Processes happening in soil and roots are often ignored, assumed or modelled, because studying them directly is difficult, but it is crucial for assessing tree functioning.

"A major finding of the study is that European pollution limits may be set far too high," said Bidartondo. "In North America the limits are set much lower, and we now have good evidence they should be similar in Europe. For example, current European nitrogen limits may need to be cut by half. Our trees in Europe are not more tolerant than those in North America - their fungi are just suffering more," he said.

The team found that the characteristics of the tree (species and nutrient status) and the local environmental conditions (atmospheric pollution and soil variables) were the most important predictors of which species of mycorrhizal fungi would be present and their abundances.

Minerals like nitrogen and phosphorus are essential for life, but in high enough concentrations can be damaging, acting as pollutants rather than nutrients. The new study discovered 'thresholds' of these elements - concentrations above which the community of mycorrhizae changes. Some mycorrhizal fungi are outcompeted by those that are more tolerant of pollution, such as species that can take advantage of the excess nitrogen from air pollution.

These ecosystem changes can negatively affect tree health. For example, the team proposes that some community changes result in more 'parasitic' mycorrhizae: those that take carbon but give little back in the way of nutrients.
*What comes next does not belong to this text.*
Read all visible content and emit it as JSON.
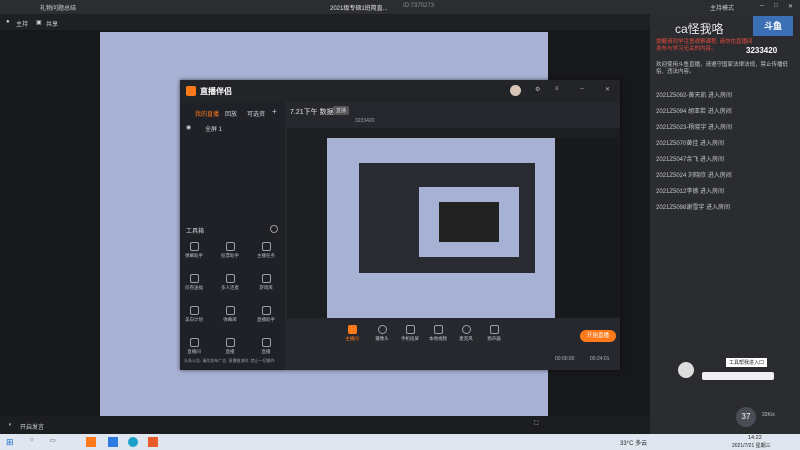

The researchers say these first large-scale results should be used to design new in-depth studies into the link between pollution, soil, mycorrhizae, tree growth and tree health. "The study throws up many new questions in tree health and mycorrhizal diversity. For example, we found that while mycorrhizae are more specialised than expected - i.e. the majority of species will only associate with certain types of trees - specialist fungi were also less adaptable to changing conditions," said Sietse van der Linde who worked at Imperial at the time of the study.

"The thresholds uncovered in this study should impact how we manage our forests. From now on, with this wealth of new information we can take a broader view of fungi and forests across the continent, and also design new fungal monitoring systems, using this study as the first ever underground baseline to test directly for large-scale drivers of change," said Laura M Suz, from Royal Botanic Gardens. "We can also now investigate new questions in depth. For example, we did not expect that the levels of potassium would affect mycorrhizae as strongly as they did, but we can now try to determine why that is, and what impact potassium levels are having on our forests," said Bidartondo.